When I finally reached the house, the sun was shining low through the gasometer. On the pavement, the tower’s shadow cage tried to catch my feet. The police were gone. Every light was on in our house, from the front room to the landing, to the bathroom. To my bedroom.
Blood thumping in my ears, I went through our gate. The front door swung open before I reached it.
‘You’re late.’ Dad’s voice was higher than usual and he was still wearing his boots and work overalls. He must have been watching through the window. ‘Where’ve you been?’
‘I saw the police car.’ No other words came.
Dad nodded. ‘Better come in, love.’ As I went past, he squeezed my shoulder. ‘Up in your room.’
I climbed the stairs to the chitter-chatter of Mum’s voice. I stopped outside the door. Reached out one finger, pushed. The door creaked open.
‘Mum?’
She was pacing the carpet. Two strides and she pulled a duvet straight, two more and she tucked a stray bra strap away into a drawer. Her face was puffy from crying, her nose red and swollen, though she smiled when she saw me.
‘I was just tidying up, love. For Angie coming home.’
I looked at the lilac woodchip walls, the drawers with the pony stickers to show which were Angie’s, all her things that had been waiting. For six months, I’d filled the room with Radio One, playing endless tapes and singles and LPs, pretending not to hear the quiet, or notice the way her smell was fading.

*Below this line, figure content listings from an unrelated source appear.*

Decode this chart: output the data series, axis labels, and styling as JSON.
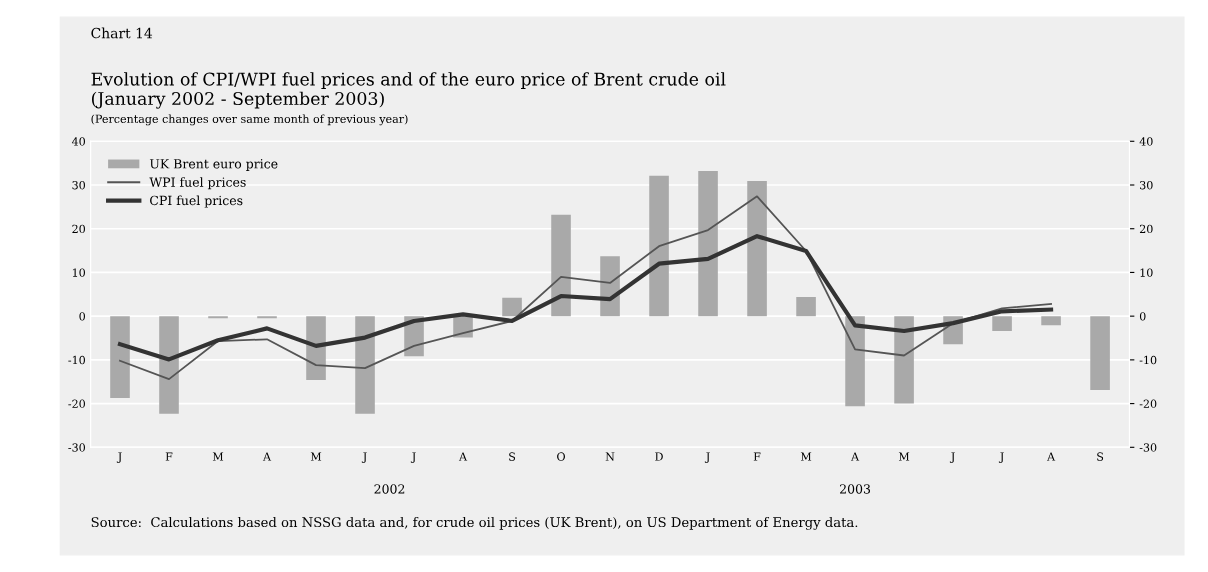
{
  "chart_data": {
    "type": "bar",
    "title": "Evolution of CPI/WPI fuel prices and of the euro price of Brent crude oil\n(January 2002 - September 2003)",
    "subtitle": "(Percentage changes over same month of previous year)",
    "categories": [
      "J",
      "F",
      "M",
      "A",
      "M",
      "J",
      "J",
      "A",
      "S",
      "O",
      "N",
      "D",
      "J",
      "F",
      "M",
      "A",
      "M",
      "J",
      "J",
      "A",
      "S"
    ],
    "series": [
      {
        "name": "UK Brent euro price",
        "color": "#a9a9a9",
        "values": [
          -18.7,
          -22.3,
          -0.5,
          -0.5,
          -14.6,
          -22.3,
          -9.2,
          -4.9,
          4.2,
          23.2,
          13.7,
          32.1,
          33.2,
          30.9,
          4.4,
          -20.6,
          -20.0,
          -6.4,
          -3.4,
          -2.1,
          -16.9
        ]
      },
      {
        "name": "WPI fuel prices",
        "type": "line",
        "color": "#555555",
        "values": [
          -10.2,
          -14.4,
          -5.7,
          -5.3,
          -11.2,
          -11.9,
          -6.8,
          -3.9,
          -1.1,
          9.0,
          7.6,
          16.0,
          19.7,
          27.4,
          14.9,
          -7.6,
          -9.0,
          -1.6,
          1.8,
          2.8,
          null
        ]
      },
      {
        "name": "CPI fuel prices",
        "type": "line",
        "color": "#333333",
        "values": [
          -6.4,
          -9.9,
          -5.5,
          -2.8,
          -6.8,
          -4.9,
          -1.1,
          0.4,
          -1.1,
          4.6,
          3.9,
          12.0,
          13.1,
          18.3,
          14.9,
          -2.1,
          -3.4,
          -1.6,
          1.1,
          1.5,
          null
        ]
      }
    ],
    "ylim": [
      -30,
      40
    ],
    "yticks": [
      -30,
      -20,
      -10,
      0,
      10,
      20,
      30,
      40
    ],
    "y2lim": [
      -30,
      40
    ],
    "y2ticks": [
      -30,
      -20,
      -10,
      0,
      10,
      20,
      30,
      40
    ],
    "grid": "y",
    "legend": "top left",
    "annotations": [
      "Chart 14",
      "2002",
      "2003",
      "Source:  Calculations based on NSSG data and, for crude oil prices (UK Brent), on US Department of Energy data."
    ]
  }
}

‘She’s not coming home, Mum.’
‘You wish,’ said a voice behind me.
I turned to see my sister in our spot under the window, knees pulled up to her chest, the hem of her knitted dress stretched covering pale, bruised shins.
‘I brought your mirror back.’ She nodded to where it hung lopsided, a sliver of bright lilac paint showing along one edge.
‘I’ll make some tea,’ said Mum. A few seconds and her slippers were scuffing down the stairs.
‘She’s been like that since I got back,’ said Angie. ‘Got a fag?’
I pulled a disposable lighter and a pack of B & H from my coat pocket. ‘You missed my sixteenth,’ I said. The flame shook, but I managed to spark two cigarettes and hand one to her.
‘Yeah. Sorry.’ She nodded to the blank wall above my bed. ‘Where’s John Taylor?’
I shrugged. ‘He buggered off just after you did.’
I opened the window a crack and we knelt side by side, our elbows resting on the sill as twin smoke rings sailed over the rooftops.